Look, all I'm saying is that if the anomolies pointed out by Cremo have any credence then a re-evaluation of human pre-history is in order. I also know that academic science can become ensnared by its own theories. If you go against them you are often ostracized.

It took half a century for a maverick German scientist named Wegner to begin to get a fair hearing, and now his theory of continental drift is orthodoxy. All he did was look at maps and notice how neatly the continents fit together. He proposed no mechanism(which is still being argued in its details) he simply looked at what was as plain as paint.
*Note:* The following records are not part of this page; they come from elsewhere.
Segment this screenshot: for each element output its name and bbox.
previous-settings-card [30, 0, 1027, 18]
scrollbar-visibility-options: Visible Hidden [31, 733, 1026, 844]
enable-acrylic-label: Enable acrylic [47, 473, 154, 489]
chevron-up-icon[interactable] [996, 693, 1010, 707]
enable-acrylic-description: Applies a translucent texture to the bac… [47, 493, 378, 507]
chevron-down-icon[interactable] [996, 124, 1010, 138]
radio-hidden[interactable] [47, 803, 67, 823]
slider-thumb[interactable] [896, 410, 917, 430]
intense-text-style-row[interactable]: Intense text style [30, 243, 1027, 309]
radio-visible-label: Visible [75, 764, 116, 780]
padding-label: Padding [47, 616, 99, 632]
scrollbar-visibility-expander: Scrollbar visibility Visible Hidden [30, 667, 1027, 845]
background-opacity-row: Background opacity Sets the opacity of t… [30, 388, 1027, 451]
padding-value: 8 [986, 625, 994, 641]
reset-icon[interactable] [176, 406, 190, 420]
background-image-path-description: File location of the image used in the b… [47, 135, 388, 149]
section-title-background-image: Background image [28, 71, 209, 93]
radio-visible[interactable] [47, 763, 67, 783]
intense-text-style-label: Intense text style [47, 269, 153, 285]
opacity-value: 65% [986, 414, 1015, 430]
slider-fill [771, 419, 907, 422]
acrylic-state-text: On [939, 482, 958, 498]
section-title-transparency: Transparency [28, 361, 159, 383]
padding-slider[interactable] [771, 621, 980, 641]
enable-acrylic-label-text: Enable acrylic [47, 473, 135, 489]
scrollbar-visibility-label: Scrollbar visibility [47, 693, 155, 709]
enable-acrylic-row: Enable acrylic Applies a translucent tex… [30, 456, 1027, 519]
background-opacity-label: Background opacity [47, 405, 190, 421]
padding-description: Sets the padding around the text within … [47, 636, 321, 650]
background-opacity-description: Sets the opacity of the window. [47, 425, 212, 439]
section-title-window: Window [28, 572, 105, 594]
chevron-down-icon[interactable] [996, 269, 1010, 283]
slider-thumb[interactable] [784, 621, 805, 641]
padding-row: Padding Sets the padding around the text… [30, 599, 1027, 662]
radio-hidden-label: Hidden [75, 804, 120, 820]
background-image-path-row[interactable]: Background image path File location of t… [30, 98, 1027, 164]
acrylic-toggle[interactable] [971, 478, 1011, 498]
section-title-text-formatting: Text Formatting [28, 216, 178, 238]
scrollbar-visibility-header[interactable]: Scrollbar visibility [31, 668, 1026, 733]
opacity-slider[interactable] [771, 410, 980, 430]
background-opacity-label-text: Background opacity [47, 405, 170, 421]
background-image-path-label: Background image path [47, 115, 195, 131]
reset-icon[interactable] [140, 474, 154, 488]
As much as I admire science, it, often, isn't very good at the new. It's part and parcel of the discipline. This is especially true the farther one gets from the laboratory.

Keith Wilson
12-05-2004, 07:55 PM
As much as I admire science, it, often, isn't very good at the new. It's part and parcel of the discipline. For science to work effectively, there should be resistance to new ideas, and the resistance should be proportional to how radical the idea is. A minor revision is one thing, but if a new theory completely invalidates 100+ years of work by tens of thousands of people, there better be resistance to it. Not so much that it's dismissed completely if the evidence is good, but enough that a radical new idea better have damned good data to back it up. This discourages fads and half-baked theorizing. For every theory of continental drift that is first ridiculed and later proved correct, there are at least 1000 wackos. I strongly suspect that this guy is one of the latter, although I could be wrong.

Victor
12-07-2004, 07:29 AM
So there is evidence of moadern humans going much further back than 100,000 years? OK. But this guy would have a lot more credibility if he'd leave his hare krishna BS out of it. Once he starts in on his trillion-year Hindu cycles, whose only basis is his desire to believe, it blows the whole thing.